大阪キタ周辺の巻


 芭蕉さんは何回か近畿を訪れている。本来はその旅のコースに沿ってレポートするべきだとは思う。旅に生きた芭蕉翁の足跡を追うからには。でも現実問題として、なかなかそうもいかないのですね。ある程度、地域横断的に回るのも仕方ないかなと思う。
 と自分に言い聞かせながら、大阪キタの繁華街周辺にある芭蕉翁ゆかりの地を訪ねてみることにします。


大阪天満宮に着きました。
十日前、天神祭見学に来たときは人がひしめき合っていて、身動き取れませんでした。今日はいくらでも動けます。溶けそうになる暑さで、人もほとんどいません。
ひとつ目の句碑発見。

〜行年や薬に見たき梅の花〜

この句は、芭蕉翁の句かどうか疑わしいそうです。
二つ目の句碑発見。

〜楳咲てよろこぶ鳥の気色かな〜

 この句は、芭蕉翁が江戸深川で詠んだ句だそうです。
 いずれの句も、天満宮とは何の関係もないんですね。梅を詠んだ句だから、道真公ゆかりの天満宮に句碑を建てたんでしょうね。
境内には他にも句碑やら歌碑やら。
筆塚やら。
天満宮を出ます。9月にオープンする天満天神繁昌亭です。寄進した法人名の入った提灯がつけられました。当初は、寄進された個人の方の名前入りの提灯も下げる予定でしたが、スペースの関係で法人だけになったとか。館内の壁やら天井やらに、小さいのを下げるという話もあります。
天神橋筋商店街を行進。
太融寺さんに着きました。
おっと! 境内大工事中でした。
お目当ての芭蕉さんの句碑も、立入禁止区域にあり近づけません。何とか撮影しましたが、裏面しか見えません。多分表には

〜白菊の目に立てて見る塵もなし〜
とあるはず。
元禄七年(1694年)9月に大坂入りした芭蕉さんは、9月27日、園女(そのめ)の家に招かれる。芭蕉さん体調悪いのに、園女さんを誉めたたえる挨拶句を詠みます。
 ちなみに園女という女性、江戸から大坂に越して来たんですが、それを知った西鶴先生が大喜びしたというほどの美女だったそうです。
 芭蕉がこの日に園女宅で食べた、大量のきのこ料理が直接の死因になったとの説もあるそうです。何かとお騒がせの女性であったようですね。

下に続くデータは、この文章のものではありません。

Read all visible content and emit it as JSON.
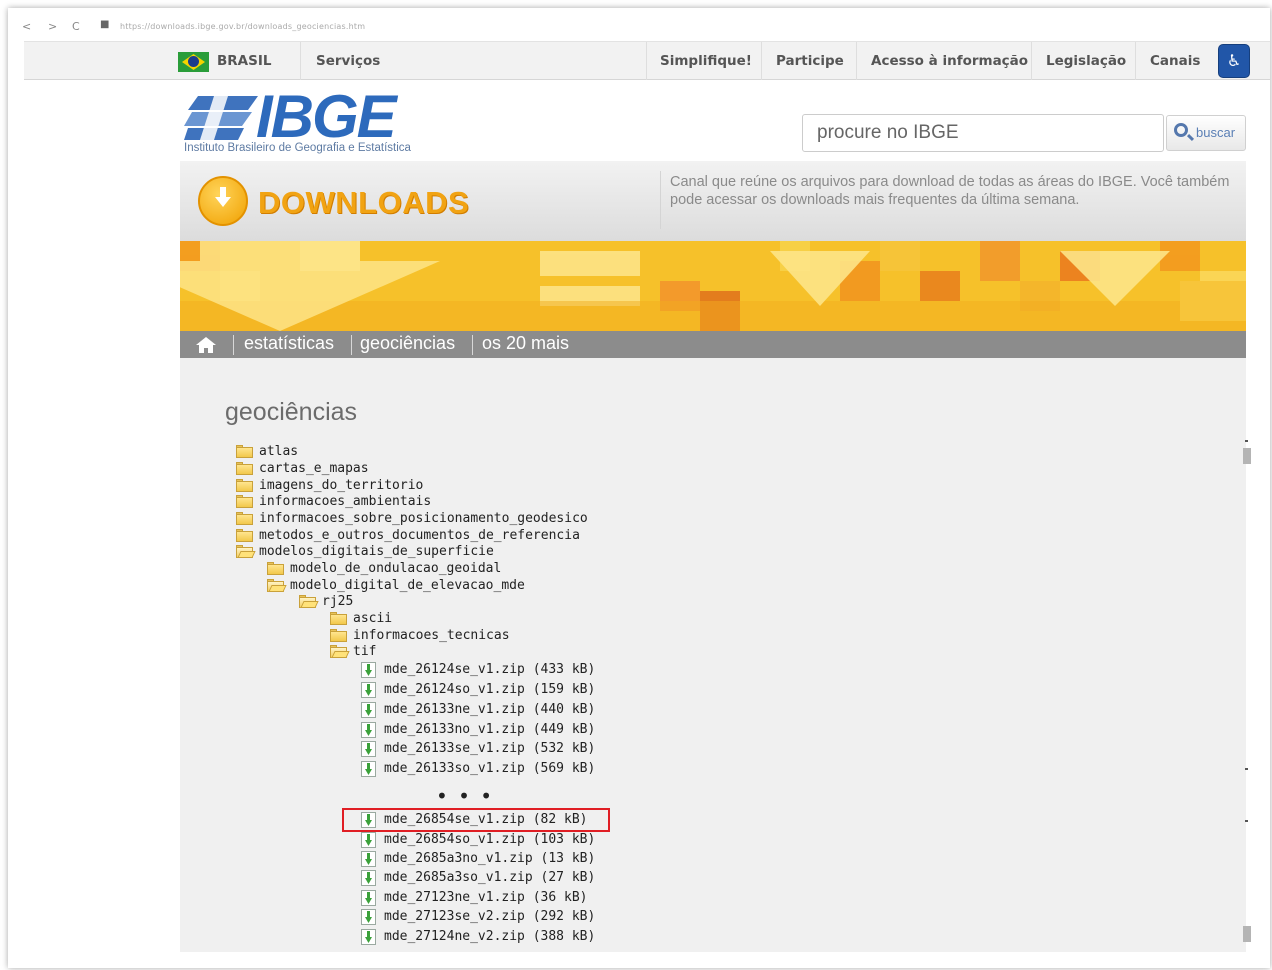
{
  "browser": {
    "url": "https://downloads.ibge.gov.br/downloads_geociencias.htm",
    "back": "<",
    "forward": ">",
    "reload": "C"
  },
  "gov_bar": {
    "brasil": "BRASIL",
    "servicos": "Serviços",
    "simplifique": "Simplifique!",
    "participe": "Participe",
    "acesso": "Acesso à informação",
    "legislacao": "Legislação",
    "canais": "Canais"
  },
  "logo": {
    "word": "IBGE",
    "subtitle": "Instituto Brasileiro de Geografia e Estatística"
  },
  "search": {
    "placeholder": "procure no IBGE",
    "button": "buscar"
  },
  "downloads": {
    "title": "DOWNLOADS",
    "description": "Canal que reúne os arquivos para download de todas as áreas do IBGE. Você também pode acessar os downloads mais frequentes da última semana."
  },
  "nav": {
    "estatisticas": "estatísticas",
    "geociencias": "geociências",
    "os20": "os 20 mais"
  },
  "page_title": "geociências",
  "tree": {
    "atlas": "atlas",
    "cartas": "cartas_e_mapas",
    "imagens": "imagens_do_territorio",
    "ambientais": "informacoes_ambientais",
    "posicionamento": "informacoes_sobre_posicionamento_geodesico",
    "metodos": "metodos_e_outros_documentos_de_referencia",
    "modelos": "modelos_digitais_de_superficie",
    "ondulacao": "modelo_de_ondulacao_geoidal",
    "mde": "modelo_digital_de_elevacao_mde",
    "rj25": "rj25",
    "ascii": "ascii",
    "tecnicas": "informacoes_tecnicas",
    "tif": "tif"
  },
  "files": [
    "mde_26124se_v1.zip (433 kB)",
    "mde_26124so_v1.zip (159 kB)",
    "mde_26133ne_v1.zip (440 kB)",
    "mde_26133no_v1.zip (449 kB)",
    "mde_26133se_v1.zip (532 kB)",
    "mde_26133so_v1.zip (569 kB)",
    "mde_26854se_v1.zip (82 kB)",
    "mde_26854so_v1.zip (103 kB)",
    "mde_2685a3no_v1.zip (13 kB)",
    "mde_2685a3so_v1.zip (27 kB)",
    "mde_27123ne_v1.zip (36 kB)",
    "mde_27123se_v2.zip (292 kB)",
    "mde_27124ne_v2.zip (388 kB)"
  ],
  "ellipsis": "• • •",
  "colors": {
    "ibge_blue": "#2d6abc",
    "downloads_orange": "#f1a313",
    "highlight_red": "#e01e24",
    "nav_gray": "#8c8c8c"
  }
}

 翌9月28日にも句会がありましたが、芭蕉さん体調悪くて出席できず、発句だけを届けました。それが、
〜秋深き隣は何をする人ぞ〜
という句です。
境内にお滝がありました。
自由民権運動のきっかけとなった会議が、ここ太融寺で開かれたそうです。
横綱玉の海さん。
太融寺を出て、梅田の地下街を行進します。
地下街に川が流れています。ハービス大阪です。
ハービス大阪を上がると、もう福島駅の近くでした。
阪神高速がビルの中を通っています。
JR福島駅。
駅前の聖天通商店街は、「売れても占い商店街」として頑張っています。
 とにかく溶けてしまいそうな暑さなもんで、誰も歩いていません。 物好きは俺だけかと、強く自覚しました。
有名な日本茶のお店です。
了徳院=浦江の聖天さんに着きました。
芭蕉翁の句碑です。

〜杜若語るも旅のひとつ哉〜

時代物で風格があります。ほとんど読めません。
これでわかりやすい。
 ここ浦江は、杜若の名所だったということですね。
 元禄元年(1688年)4月、「笈の小文」の旅で芭蕉は初めて大坂を訪れました。この頃はまだ元気だったんだろうな。
 しかしまあ、境内にまとまりがないというか、混沌としています。石碑やら置物やら灯籠やら大理石やらベンチやら藤棚やら猫やら雀やらが所狭しと溢れかえって、とても楽しい雰囲気です。これぞ庶民のお寺ですねえ・・・とは書いたものの、お寺なんだか、神社なんだか、これもはっきりしない。
 芭蕉さんの句碑も、こんな龍さんと一緒に建っています。